James Petrosky: Devoting your life to something important to you is one of the three correct ways to die of cancer. The second is to deny the situation, seek out experimental treatments, and fight (because cancer is a battle, and when you lose a battle, you are at least somewhat at fault (unless your a World War 1 general)). So, really, if you don't fight, how can you be upset about dying?
Again, I don't need to hear that you don't think this about me.
Of course it's really complex in reality, most experimental treatments don't work because that is the stage of research they're at. It showed promise in a dish, let's see how it works in a body. But side effects exist, especially on treatments that haven't been proven to work yet. So, really, the treatment probably won't do much good, it's almost certain to leave you with vomiting and constant diahrea.

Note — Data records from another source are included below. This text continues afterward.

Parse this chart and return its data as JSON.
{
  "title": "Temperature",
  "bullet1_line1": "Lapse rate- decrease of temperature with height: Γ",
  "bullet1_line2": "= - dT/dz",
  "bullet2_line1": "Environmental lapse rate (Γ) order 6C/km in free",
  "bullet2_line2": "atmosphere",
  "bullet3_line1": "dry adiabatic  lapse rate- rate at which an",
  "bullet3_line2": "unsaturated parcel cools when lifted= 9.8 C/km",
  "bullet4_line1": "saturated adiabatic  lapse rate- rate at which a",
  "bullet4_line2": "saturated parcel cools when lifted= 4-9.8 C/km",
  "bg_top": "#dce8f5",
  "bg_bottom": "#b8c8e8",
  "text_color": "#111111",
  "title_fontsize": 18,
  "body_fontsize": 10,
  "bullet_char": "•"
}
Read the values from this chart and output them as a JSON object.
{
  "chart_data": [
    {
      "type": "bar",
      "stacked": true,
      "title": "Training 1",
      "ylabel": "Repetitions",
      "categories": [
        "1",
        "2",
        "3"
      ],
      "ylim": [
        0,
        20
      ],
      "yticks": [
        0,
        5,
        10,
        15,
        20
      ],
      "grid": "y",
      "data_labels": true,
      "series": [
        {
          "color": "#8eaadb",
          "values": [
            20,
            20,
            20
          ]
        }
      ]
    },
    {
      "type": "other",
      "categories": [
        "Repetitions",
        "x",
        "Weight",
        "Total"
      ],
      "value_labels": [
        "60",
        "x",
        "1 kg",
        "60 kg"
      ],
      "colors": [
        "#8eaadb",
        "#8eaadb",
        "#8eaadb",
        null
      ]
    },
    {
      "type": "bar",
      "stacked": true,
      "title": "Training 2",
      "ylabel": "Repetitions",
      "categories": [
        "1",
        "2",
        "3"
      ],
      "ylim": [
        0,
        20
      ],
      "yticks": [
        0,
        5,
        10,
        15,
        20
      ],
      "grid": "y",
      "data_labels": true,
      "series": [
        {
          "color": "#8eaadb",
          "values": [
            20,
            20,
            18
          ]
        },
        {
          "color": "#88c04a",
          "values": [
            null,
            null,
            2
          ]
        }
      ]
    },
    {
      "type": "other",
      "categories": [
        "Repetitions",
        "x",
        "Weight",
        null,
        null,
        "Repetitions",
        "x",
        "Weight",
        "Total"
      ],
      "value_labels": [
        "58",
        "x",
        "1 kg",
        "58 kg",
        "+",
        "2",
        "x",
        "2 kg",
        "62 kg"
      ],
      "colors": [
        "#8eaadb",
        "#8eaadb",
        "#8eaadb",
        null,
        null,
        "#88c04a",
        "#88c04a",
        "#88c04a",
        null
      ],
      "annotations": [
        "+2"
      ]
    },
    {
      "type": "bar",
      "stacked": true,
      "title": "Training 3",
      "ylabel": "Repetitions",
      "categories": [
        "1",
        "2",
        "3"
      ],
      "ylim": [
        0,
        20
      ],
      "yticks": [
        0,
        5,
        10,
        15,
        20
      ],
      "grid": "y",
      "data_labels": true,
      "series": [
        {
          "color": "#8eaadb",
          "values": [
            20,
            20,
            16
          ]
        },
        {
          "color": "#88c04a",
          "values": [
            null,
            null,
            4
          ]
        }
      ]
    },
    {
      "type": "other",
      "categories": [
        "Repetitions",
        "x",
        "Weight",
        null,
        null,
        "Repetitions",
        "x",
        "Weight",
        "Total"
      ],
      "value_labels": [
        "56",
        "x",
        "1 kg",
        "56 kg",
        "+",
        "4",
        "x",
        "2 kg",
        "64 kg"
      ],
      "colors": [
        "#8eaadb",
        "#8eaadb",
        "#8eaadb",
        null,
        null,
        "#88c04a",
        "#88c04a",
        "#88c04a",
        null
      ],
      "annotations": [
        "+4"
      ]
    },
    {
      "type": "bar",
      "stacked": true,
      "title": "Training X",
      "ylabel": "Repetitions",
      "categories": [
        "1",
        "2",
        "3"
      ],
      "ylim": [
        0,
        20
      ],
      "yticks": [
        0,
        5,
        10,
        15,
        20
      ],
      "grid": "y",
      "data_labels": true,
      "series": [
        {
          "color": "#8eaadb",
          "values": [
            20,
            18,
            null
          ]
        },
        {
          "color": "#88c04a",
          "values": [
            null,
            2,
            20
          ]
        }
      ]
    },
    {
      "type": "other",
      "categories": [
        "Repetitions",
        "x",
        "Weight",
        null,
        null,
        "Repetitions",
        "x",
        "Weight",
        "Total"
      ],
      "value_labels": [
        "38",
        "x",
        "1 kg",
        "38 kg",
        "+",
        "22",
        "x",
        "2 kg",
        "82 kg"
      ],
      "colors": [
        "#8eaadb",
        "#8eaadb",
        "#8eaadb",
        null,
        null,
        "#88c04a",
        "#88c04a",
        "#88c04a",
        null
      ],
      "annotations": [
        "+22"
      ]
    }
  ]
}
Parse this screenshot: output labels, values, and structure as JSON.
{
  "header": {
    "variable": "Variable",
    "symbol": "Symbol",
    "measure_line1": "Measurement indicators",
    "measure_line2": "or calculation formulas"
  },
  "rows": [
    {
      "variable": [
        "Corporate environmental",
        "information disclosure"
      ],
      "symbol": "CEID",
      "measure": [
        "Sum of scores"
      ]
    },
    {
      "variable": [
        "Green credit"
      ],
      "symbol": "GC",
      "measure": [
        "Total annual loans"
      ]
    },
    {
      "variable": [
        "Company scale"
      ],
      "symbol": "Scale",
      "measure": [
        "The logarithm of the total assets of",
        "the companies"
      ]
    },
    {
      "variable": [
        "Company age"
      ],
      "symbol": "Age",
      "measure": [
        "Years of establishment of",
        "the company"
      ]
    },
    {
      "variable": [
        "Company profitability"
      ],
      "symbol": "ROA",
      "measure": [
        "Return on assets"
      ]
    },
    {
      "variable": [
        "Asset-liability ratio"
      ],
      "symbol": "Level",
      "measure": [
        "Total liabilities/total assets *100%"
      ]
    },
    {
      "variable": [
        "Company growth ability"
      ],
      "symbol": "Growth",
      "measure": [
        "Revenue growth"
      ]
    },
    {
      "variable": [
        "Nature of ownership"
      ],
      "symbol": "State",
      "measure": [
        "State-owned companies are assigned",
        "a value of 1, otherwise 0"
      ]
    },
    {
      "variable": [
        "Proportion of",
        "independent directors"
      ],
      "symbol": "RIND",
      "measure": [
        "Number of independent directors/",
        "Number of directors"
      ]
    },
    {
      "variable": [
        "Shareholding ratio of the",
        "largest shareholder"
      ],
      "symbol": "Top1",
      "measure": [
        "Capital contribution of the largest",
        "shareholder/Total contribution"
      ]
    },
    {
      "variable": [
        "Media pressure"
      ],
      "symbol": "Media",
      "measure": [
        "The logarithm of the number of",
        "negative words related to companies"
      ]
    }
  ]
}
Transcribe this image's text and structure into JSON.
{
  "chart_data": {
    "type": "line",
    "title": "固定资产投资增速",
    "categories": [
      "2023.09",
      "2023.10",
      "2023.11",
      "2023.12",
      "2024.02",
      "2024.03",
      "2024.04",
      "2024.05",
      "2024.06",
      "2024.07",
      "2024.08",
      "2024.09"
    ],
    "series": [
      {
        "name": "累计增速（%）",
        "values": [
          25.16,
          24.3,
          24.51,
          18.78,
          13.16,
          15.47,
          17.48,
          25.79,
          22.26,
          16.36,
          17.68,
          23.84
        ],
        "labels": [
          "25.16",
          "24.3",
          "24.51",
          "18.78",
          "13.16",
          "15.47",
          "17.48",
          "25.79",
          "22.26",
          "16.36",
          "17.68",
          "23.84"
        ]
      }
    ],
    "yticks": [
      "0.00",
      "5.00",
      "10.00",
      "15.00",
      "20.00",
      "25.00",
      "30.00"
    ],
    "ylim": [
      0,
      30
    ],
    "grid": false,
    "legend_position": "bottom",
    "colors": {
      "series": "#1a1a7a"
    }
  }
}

But you're still the general, and it's still your battle to lose.

James Petrosky: The third proper way to die of cancer is only available to people much older than me. 50 is young in a lot of cancer circles. People 65+ can be praised for dying in their beds, surrounded by friends and family, reflecting on a life well lived. I'm 36, so I haven't lived enough. I just get to die an illegal death from cancer.

James Petrosky: Non Canadians. Terry Fox was a young man who died of cancer while trying to run across the country. He started on the east coast and made it to Thunder Bay, Ontario. He's probably the person you can get the most Canadians to say was the Greatest Canadian.